Before joining HHS, Troy worked for two think tanks with drug company ties, Waxman said, adding that Troy’s brother works as a lawyer for GlaxoSmithKline Plc.
(Now, admittedly, that was the Bush Admin’s FDA. But this Darvocet story makes me doubt the leadership of Obama’s new commissioner, Dr. Margaret Hamburg, especially when TIME Magazine noted:)
Importantly, Hamburg is believed to be an acceptable choice to both the pharmaceutical industry and consumer advocates, a narrow tightrope any nominee must walk to win Senate confirmation.
Why does the head of the agency charged with regulating the pharmaceutical industry need to be acceptable to the industry she’s regulating?
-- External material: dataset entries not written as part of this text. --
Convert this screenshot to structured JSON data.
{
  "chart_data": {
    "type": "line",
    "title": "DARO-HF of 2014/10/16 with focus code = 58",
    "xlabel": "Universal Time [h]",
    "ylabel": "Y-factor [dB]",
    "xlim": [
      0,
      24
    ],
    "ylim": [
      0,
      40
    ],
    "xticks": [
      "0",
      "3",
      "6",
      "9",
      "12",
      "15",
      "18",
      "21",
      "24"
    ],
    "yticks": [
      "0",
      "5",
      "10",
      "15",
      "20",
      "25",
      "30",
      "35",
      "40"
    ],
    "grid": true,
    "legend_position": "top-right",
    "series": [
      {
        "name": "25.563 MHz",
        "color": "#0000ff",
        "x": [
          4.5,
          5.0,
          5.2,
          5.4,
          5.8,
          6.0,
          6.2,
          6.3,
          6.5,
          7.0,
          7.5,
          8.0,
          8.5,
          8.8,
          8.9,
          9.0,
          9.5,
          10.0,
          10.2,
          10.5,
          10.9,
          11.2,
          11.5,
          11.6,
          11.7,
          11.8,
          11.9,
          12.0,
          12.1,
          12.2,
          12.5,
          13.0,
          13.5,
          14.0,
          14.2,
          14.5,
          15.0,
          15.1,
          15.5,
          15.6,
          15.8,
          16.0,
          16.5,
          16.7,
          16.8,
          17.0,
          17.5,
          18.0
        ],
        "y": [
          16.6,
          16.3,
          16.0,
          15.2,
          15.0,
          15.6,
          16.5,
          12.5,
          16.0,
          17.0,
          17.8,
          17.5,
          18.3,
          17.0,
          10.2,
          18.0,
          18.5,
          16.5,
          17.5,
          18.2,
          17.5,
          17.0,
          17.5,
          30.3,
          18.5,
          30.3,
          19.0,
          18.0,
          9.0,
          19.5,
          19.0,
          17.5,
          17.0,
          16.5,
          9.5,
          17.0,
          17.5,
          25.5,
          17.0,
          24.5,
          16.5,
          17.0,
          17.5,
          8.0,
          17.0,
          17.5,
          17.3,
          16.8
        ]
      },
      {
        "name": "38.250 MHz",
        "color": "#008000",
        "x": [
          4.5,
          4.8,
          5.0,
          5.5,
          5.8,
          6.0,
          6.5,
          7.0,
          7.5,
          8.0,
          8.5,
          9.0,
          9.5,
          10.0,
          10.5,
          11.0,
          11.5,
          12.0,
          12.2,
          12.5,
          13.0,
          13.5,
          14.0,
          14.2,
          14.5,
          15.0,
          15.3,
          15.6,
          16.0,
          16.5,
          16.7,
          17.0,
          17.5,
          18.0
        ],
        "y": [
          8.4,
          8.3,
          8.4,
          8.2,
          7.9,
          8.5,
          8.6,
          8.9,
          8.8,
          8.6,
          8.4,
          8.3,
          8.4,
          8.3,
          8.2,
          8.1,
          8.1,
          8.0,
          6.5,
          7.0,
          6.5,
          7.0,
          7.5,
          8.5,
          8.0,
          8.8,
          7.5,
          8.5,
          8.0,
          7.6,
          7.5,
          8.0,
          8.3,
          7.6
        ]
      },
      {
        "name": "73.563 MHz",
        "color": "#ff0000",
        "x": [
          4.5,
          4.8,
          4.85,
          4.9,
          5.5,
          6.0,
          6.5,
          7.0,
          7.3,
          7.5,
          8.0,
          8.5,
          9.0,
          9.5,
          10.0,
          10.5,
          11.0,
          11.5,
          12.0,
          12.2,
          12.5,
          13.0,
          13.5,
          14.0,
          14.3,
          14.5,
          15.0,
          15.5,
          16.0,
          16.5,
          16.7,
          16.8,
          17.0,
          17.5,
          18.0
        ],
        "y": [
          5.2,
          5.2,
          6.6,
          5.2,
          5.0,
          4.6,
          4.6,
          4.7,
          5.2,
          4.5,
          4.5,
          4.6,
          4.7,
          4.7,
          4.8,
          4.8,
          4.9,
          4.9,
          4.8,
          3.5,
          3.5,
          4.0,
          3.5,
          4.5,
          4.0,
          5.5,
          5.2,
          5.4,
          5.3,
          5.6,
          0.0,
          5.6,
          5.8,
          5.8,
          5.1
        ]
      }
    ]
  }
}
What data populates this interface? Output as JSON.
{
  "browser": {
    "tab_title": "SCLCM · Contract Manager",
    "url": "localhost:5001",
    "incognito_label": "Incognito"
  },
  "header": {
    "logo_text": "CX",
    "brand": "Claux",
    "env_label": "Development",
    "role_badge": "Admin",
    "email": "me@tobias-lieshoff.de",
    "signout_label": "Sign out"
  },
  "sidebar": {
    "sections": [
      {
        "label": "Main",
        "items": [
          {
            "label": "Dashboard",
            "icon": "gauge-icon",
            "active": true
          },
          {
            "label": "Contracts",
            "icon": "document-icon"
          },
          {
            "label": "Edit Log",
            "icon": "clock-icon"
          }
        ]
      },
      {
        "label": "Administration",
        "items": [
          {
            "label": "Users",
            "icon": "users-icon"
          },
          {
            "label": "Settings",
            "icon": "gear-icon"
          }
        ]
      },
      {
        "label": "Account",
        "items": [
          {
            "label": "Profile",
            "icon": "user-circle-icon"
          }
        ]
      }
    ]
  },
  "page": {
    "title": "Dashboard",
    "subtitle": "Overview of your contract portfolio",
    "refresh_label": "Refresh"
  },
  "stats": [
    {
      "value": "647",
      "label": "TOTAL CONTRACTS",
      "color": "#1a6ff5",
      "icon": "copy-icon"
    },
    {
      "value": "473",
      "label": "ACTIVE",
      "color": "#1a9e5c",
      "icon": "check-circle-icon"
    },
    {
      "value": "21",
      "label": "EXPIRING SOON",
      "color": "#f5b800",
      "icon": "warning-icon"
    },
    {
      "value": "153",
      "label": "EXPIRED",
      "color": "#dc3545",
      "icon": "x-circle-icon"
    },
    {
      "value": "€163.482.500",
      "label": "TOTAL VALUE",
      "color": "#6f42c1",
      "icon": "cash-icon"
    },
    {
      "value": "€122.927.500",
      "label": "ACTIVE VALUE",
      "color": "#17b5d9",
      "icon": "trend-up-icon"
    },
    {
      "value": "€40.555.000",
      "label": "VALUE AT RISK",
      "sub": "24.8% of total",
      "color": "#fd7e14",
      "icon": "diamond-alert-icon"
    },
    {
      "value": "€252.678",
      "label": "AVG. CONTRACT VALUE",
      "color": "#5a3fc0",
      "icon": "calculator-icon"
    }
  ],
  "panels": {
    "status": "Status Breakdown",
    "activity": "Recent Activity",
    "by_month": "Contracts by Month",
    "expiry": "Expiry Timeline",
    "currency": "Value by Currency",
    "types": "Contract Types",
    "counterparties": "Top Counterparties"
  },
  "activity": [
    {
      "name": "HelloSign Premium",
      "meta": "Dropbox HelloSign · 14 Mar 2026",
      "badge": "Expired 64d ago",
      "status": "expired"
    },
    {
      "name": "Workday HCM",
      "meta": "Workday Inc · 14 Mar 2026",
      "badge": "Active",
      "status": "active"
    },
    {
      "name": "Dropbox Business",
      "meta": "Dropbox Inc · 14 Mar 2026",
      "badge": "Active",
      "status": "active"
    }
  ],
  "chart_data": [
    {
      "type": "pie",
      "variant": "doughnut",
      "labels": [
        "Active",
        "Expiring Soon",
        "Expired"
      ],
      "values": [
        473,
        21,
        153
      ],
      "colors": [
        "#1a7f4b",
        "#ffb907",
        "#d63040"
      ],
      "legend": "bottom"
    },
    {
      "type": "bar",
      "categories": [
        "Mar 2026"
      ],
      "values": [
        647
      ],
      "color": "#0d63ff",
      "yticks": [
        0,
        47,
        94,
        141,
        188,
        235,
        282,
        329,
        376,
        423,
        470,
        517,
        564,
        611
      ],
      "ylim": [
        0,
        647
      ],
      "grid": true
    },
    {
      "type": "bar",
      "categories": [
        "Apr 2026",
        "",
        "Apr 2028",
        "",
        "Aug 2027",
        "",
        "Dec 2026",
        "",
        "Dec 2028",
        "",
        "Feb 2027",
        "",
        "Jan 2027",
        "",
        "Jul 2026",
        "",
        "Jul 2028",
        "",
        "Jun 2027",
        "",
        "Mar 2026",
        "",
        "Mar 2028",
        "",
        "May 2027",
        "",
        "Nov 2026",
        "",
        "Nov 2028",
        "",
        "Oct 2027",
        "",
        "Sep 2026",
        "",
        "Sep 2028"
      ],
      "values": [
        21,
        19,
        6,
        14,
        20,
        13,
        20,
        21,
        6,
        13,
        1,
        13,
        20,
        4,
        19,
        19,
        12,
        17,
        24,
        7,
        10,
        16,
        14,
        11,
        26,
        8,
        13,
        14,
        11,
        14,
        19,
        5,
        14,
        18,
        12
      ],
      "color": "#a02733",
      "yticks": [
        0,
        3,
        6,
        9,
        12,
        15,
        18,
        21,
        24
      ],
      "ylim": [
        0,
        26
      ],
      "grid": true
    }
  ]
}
Are we going to ask death row inmates their opinions of the new warden?
This is the same FDA that prohibitionists keep telling us has never and would never approve cannabis for medicinal purposes because it’s too gosh darn dangerous. Hey, what if we package it with a special pamphlet and a stern boxed warning on the baggie: “Warning: taking too much cannabis may lead to the risk of overeating Cheetos, enjoying jam bands, and fits of giggling.”





















Warning: Also may cause drowsiness or extremely pleasurable intercourse.